Palantir, which is oft credited with helping the U.S. government track down the terrorist and alleged September 11 mastermind Osama Bin Laden, is now one of the most valuable private companies in the world. It's also lumped in with other so-called super unicorns such as Uber, Airbnb, and Snapchat. Silicon Valley investor and luminary Peter Thiel is one of Palantir's founders and early investors.
But just how much will the original founders see of that money, assuming an initial public offering, or some other exit event? Not as much as you might think. With each round of financing, ownership becomes more and more diluted, financial experts say. And that's particularly true with software companies, which depend on highly paid engineers who are likely to expect stock ownership as part of their hiring packages.
Even by the third round, founders and senior executives can be left with less than an aggregate 18 percent ownership, finance experts say. By later rounds, as the company’s valuation goes up and it presumably has access to other sources of revenue from sales, executives would be selling off less of the company.
"It would not be surprising at all that only a fractional ownership interest remained after three tranches [of financing]," says Bruce Bingham, managing director of the strategic advisory Berkeley Research Group, and a valuation expert. In other words, by your Series C round, you should expect to own very little of the company you started.
Palantir has reportedly pulled in cash in 15 rounds since 2011. Some of its biggest investors include the Founders Fund and In-Q-Tel, the venture capital arm of the Central Intelligence Agency. Even though later rounds in companies with increasing values tend to take less ownership, Palantir's large number of fund raises is likely to leave the founders and the current CEO with relatively small amounts of ownership. And that’s the case, even if the founders count among them Thiel, one of the savviest tech investors around, valuation experts said.

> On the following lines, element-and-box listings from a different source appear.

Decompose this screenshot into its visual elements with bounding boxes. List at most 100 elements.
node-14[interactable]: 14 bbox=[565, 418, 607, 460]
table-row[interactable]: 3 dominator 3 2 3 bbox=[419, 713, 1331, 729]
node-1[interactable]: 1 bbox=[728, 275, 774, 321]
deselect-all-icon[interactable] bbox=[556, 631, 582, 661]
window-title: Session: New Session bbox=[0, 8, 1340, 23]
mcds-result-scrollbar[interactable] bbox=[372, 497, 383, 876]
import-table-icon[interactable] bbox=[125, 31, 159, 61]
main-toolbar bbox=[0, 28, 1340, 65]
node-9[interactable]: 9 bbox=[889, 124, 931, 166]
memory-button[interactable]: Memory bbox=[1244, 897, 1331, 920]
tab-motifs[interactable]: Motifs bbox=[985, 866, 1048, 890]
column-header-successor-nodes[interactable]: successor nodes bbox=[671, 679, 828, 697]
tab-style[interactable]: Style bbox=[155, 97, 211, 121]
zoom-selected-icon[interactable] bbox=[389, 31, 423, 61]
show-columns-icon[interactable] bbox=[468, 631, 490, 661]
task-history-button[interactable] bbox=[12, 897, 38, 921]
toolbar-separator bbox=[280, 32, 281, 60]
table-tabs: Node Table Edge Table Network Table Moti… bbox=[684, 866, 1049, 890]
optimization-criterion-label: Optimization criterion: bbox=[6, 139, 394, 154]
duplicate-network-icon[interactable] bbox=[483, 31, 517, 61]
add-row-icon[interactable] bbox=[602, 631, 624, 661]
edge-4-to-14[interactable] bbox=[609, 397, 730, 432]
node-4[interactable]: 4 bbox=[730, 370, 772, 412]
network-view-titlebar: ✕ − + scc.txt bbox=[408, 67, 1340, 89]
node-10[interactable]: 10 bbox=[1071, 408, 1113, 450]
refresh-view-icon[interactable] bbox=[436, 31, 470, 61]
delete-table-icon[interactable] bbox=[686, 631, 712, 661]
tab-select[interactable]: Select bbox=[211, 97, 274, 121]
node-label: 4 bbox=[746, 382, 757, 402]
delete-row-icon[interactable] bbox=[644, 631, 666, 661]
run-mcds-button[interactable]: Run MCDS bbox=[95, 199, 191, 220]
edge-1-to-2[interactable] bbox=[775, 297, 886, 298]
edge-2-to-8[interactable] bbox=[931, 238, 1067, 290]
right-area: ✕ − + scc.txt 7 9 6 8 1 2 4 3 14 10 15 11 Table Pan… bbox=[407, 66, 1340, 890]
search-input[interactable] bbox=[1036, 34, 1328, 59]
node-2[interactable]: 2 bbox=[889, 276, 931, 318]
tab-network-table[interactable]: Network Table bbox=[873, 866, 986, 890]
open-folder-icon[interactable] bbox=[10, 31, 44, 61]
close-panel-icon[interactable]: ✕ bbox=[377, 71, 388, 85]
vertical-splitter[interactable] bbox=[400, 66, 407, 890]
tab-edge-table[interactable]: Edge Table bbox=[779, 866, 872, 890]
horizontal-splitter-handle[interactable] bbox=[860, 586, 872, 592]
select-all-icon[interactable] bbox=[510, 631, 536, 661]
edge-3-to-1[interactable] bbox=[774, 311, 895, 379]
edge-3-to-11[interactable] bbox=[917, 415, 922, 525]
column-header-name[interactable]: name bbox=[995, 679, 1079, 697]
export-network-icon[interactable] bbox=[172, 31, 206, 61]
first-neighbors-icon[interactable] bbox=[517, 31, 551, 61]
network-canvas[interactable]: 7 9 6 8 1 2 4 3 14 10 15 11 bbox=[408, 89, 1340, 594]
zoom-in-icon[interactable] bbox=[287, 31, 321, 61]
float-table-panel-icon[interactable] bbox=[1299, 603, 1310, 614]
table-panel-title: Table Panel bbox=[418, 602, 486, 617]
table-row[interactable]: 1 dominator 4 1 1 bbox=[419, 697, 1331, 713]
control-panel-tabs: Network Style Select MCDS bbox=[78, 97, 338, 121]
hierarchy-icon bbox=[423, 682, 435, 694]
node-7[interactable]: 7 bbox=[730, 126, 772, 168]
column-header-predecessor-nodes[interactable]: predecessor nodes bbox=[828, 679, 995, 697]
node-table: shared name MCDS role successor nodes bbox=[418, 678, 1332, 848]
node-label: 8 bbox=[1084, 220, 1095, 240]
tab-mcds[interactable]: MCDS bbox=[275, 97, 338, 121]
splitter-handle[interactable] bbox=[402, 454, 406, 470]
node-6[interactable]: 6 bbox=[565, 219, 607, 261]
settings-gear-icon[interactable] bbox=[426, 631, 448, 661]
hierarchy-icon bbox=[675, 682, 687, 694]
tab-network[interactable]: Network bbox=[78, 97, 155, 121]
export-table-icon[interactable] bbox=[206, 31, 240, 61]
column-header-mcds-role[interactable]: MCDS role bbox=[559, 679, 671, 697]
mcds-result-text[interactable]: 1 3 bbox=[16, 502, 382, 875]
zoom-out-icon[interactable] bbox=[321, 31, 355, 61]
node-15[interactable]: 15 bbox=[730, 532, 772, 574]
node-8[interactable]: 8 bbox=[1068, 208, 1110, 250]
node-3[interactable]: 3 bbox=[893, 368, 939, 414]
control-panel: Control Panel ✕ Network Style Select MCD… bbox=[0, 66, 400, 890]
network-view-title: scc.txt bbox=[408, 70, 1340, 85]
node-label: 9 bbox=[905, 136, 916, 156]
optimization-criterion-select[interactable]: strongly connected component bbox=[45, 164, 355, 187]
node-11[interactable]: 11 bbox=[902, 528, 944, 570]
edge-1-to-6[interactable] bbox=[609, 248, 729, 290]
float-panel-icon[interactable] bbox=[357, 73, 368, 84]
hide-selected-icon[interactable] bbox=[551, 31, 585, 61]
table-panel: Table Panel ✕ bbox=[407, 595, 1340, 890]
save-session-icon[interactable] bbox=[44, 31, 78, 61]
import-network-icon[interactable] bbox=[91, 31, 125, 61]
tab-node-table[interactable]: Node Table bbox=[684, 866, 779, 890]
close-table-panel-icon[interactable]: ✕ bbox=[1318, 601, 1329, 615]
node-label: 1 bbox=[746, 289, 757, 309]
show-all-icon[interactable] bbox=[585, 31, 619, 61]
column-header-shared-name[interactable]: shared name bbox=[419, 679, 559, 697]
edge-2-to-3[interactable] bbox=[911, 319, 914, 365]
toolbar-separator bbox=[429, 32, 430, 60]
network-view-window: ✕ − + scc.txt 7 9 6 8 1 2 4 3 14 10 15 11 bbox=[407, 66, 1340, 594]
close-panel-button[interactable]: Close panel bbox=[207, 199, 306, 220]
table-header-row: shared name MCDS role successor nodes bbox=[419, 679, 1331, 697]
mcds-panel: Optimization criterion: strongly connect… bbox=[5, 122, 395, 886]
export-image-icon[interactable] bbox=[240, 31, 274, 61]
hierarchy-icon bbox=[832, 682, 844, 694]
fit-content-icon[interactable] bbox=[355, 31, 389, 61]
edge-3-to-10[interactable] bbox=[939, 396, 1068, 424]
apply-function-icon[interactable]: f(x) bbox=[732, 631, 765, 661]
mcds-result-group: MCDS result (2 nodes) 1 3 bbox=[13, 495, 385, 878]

By a Series C round, founders who serve as chief executives could have as little as 15 percent ownership, and frequently much less, says Drew Nordlicht, partner and managing director of Hightower Advisors, San Diego, an Inc. 5000 company. The firm manages $25 billion in assets for venture capitalists, private equity fund managers, chief executives, and entrepreneurs who founded companies that went public or received private equity funding.

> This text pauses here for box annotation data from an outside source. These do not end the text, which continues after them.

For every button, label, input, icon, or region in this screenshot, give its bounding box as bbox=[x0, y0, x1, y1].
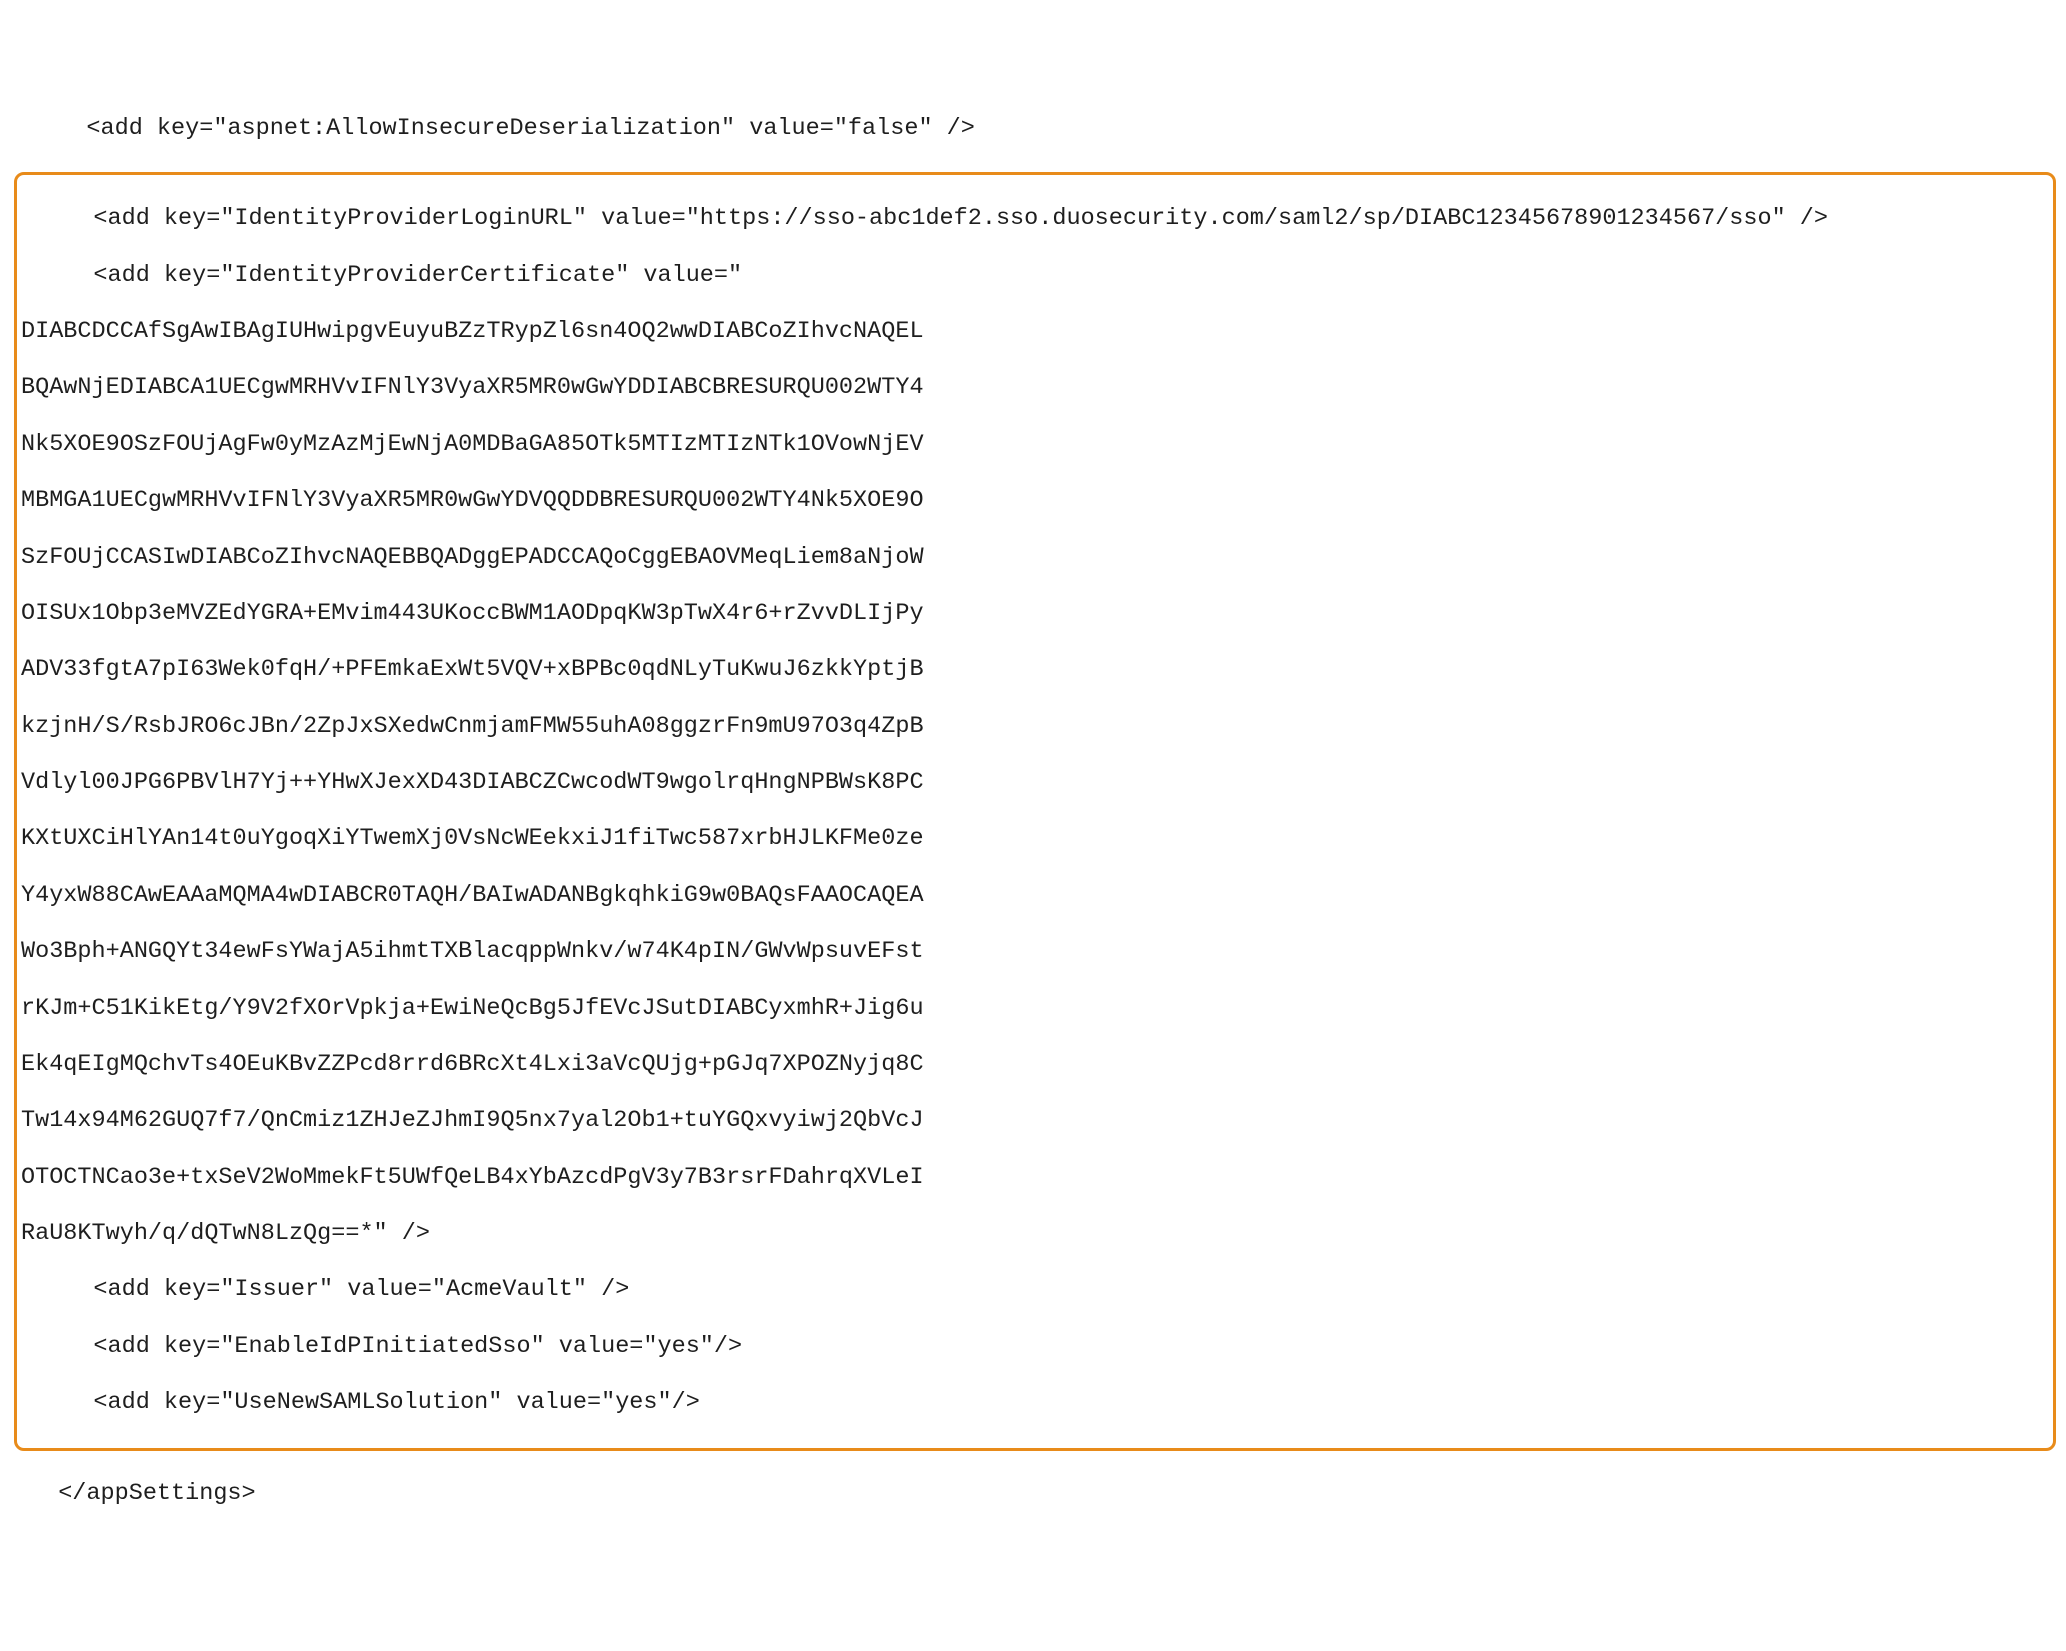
code-line: SzFOUjCCASIwDIABCoZIhvcNAQEBBQADggEPADCC… bbox=[17, 544, 2053, 572]
code-line: rKJm+C51KikEtg/Y9V2fXOrVpkja+EwiNeQcBg5J… bbox=[17, 995, 2053, 1023]
code-line: <add key="UseNewSAMLSolution" value="yes… bbox=[17, 1389, 2053, 1417]
code-line: Nk5XOE9OSzFOUjAgFw0yMzAzMjEwNjA0MDBaGA85… bbox=[17, 431, 2053, 459]
code-line: ADV33fgtA7pI63Wek0fqH/+PFEmkaExWt5VQV+xB… bbox=[17, 656, 2053, 684]
code-line: <add key="aspnet:AllowInsecureDeserializ… bbox=[10, 115, 2066, 143]
code-line: Wo3Bph+ANGQYt34ewFsYWajA5ihmtTXBlacqppWn… bbox=[17, 938, 2053, 966]
code-line: Vdlyl00JPG6PBVlH7Yj++YHwXJexXD43DIABCZCw… bbox=[17, 769, 2053, 797]
code-line: OISUx1Obp3eMVZEdYGRA+EMvim443UKoccBWM1AO… bbox=[17, 600, 2053, 628]
code-line: BQAwNjEDIABCA1UECgwMRHVvIFNlY3VyaXR5MR0w… bbox=[17, 374, 2053, 402]
code-line: <add key="IdentityProviderLoginURL" valu… bbox=[17, 205, 2053, 233]
code-line: KXtUXCiHlYAn14t0uYgoqXiYTwemXj0VsNcWEekx… bbox=[17, 825, 2053, 853]
code-line: </appSettings> bbox=[10, 1480, 2066, 1508]
code-line: kzjnH/S/RsbJRO6cJBn/2ZpJxSXedwCnmjamFMW5… bbox=[17, 713, 2053, 741]
code-line: <add key="Issuer" value="AcmeVault" /> bbox=[17, 1276, 2053, 1304]
code-line: Tw14x94M62GUQ7f7/QnCmiz1ZHJeZJhmI9Q5nx7y… bbox=[17, 1107, 2053, 1135]
code-line: <add key="EnableIdPInitiatedSso" value="… bbox=[17, 1333, 2053, 1361]
code-line: OTOCTNCao3e+txSeV2WoMmekFt5UWfQeLB4xYbAz… bbox=[17, 1164, 2053, 1192]
code-line: RaU8KTwyh/q/dQTwN8LzQg==*" /> bbox=[17, 1220, 2053, 1248]
code-line: <add key="IdentityProviderCertificate" v… bbox=[17, 262, 2053, 290]
code-line: Ek4qEIgMQchvTs4OEuKBvZZPcd8rrd6BRcXt4Lxi… bbox=[17, 1051, 2053, 1079]
code-line: Y4yxW88CAwEAAaMQMA4wDIABCR0TAQH/BAIwADAN… bbox=[17, 882, 2053, 910]
code-line: MBMGA1UECgwMRHVvIFNlY3VyaXR5MR0wGwYDVQQD… bbox=[17, 487, 2053, 515]
highlighted-config-block: <add key="IdentityProviderLoginURL" valu… bbox=[14, 172, 2056, 1450]
code-line: DIABCDCCAfSgAwIBAgIUHwipgvEuyuBZzTRypZl6… bbox=[17, 318, 2053, 346]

Chief executives who are not founders are likely to have as little as 3 percent of the companies they lead. Anything less than 3 percent, and the company risks losing its chief executive to a more lucrative opportunity, Nordlicht says.

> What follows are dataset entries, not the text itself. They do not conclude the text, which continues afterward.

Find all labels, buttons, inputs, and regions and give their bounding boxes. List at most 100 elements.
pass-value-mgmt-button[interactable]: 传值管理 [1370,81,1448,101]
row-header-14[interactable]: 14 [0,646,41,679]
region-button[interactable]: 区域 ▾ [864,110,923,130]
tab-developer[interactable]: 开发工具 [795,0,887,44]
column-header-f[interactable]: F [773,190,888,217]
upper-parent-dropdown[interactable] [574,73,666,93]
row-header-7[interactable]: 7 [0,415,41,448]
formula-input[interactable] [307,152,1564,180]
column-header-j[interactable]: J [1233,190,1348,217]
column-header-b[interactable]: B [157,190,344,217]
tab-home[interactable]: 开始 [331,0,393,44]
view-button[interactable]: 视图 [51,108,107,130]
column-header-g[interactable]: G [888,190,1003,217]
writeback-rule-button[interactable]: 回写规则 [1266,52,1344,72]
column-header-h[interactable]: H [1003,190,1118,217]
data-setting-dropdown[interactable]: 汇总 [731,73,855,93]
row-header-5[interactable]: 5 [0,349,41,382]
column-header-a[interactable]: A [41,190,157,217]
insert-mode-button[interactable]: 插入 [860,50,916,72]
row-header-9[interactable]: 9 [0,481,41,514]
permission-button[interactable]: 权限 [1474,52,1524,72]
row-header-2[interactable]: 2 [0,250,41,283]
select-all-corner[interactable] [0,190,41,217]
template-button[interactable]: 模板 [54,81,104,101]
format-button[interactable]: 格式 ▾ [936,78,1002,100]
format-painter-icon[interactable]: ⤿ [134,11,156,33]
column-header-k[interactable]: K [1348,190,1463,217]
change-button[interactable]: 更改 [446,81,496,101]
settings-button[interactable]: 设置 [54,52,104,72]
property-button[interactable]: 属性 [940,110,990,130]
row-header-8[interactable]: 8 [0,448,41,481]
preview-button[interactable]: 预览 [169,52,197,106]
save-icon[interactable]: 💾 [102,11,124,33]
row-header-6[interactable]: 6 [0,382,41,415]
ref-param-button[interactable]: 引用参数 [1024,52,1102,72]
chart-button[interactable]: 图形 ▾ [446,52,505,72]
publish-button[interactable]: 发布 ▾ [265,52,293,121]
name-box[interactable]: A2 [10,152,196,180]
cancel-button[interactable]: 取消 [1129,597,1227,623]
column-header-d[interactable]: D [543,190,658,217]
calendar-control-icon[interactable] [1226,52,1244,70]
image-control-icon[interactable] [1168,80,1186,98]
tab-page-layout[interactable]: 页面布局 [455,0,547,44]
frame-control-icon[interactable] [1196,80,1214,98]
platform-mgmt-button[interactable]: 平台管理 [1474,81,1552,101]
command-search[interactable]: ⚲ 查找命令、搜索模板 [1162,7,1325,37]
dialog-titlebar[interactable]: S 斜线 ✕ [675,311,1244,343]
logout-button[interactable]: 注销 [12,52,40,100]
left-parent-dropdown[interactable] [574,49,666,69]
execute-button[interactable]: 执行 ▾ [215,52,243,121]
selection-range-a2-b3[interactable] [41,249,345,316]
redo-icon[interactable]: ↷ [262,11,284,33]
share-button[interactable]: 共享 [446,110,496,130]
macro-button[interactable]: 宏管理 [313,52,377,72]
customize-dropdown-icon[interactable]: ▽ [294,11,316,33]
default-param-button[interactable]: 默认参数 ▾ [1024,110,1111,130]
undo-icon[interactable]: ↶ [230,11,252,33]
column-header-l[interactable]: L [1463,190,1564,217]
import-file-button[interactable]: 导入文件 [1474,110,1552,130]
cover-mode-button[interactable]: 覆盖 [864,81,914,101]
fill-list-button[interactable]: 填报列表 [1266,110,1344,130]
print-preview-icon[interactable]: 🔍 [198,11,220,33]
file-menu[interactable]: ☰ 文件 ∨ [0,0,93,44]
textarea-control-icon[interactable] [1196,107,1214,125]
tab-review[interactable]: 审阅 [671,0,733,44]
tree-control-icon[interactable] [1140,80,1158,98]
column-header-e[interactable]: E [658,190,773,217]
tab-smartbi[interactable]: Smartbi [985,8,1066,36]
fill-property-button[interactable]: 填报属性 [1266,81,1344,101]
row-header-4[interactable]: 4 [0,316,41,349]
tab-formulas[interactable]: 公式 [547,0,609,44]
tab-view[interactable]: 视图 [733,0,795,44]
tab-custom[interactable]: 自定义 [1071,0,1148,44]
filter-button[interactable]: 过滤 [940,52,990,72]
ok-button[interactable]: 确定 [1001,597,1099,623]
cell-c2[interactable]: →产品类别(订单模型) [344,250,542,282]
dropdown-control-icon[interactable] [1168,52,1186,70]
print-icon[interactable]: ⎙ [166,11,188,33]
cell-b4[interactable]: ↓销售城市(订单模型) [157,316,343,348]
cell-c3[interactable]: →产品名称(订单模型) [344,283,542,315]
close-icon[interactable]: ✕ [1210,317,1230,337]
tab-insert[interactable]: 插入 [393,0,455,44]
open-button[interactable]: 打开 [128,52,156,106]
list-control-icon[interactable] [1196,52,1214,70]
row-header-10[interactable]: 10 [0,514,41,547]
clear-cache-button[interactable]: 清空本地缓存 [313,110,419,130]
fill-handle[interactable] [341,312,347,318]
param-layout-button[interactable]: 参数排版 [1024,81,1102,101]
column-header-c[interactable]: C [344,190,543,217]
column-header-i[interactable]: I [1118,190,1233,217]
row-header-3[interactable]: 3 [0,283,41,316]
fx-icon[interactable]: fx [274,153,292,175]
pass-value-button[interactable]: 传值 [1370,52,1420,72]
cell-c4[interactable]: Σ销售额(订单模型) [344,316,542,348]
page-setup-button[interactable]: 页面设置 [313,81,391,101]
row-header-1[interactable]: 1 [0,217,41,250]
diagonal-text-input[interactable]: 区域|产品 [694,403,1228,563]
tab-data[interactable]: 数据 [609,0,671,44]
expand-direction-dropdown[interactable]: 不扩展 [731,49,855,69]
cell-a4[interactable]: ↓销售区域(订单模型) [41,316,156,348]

As a reality check, by the time Twitter went public in late 2013, its co-founder Jack Dorsey owned 4.9 percent of the company. Dick Costolo, who was not a company founder but served as its chief executive, owned 1.9 percent of Twitter. Co-founder Evan Williams, who did not have an executive role at the time, owned 12 percent of the company, according to Twitter’s IPO filing with the Securities and Exchange Commission.
So, for Alex Karp, who co-founded Palantir and currently acts as its CEO, that could amount to a staggering $3 billion at the top range. But that's likely to be way too high an estimate. A Forbes article from 2013 indicates Thiel owned about 10 percent of the company, and Karp slightly less than that two years ago. Although a Palantir spokesperson was unavailable to confirm those details, that means Thiel's stake could be worth $2 billion, while Karp's take, assuming an 8 percent ownership stake, would be roughly $1.6 billion. Given the additional fund raises since then, it's likely these percentages are still smaller today.
Meanwhile, other co-founders with executive roles, such as Nathan Gettings, who serves as company’s chief technology officer, and Stephen Cohen, an external vice president and director, could have as little as 1.5 percent ownership, financing experts say, which would still leave both with a tidy $300 million each.
Not bad for a day’s work, or rather, a decade’s worth of time building a fast-growth company in a new industry.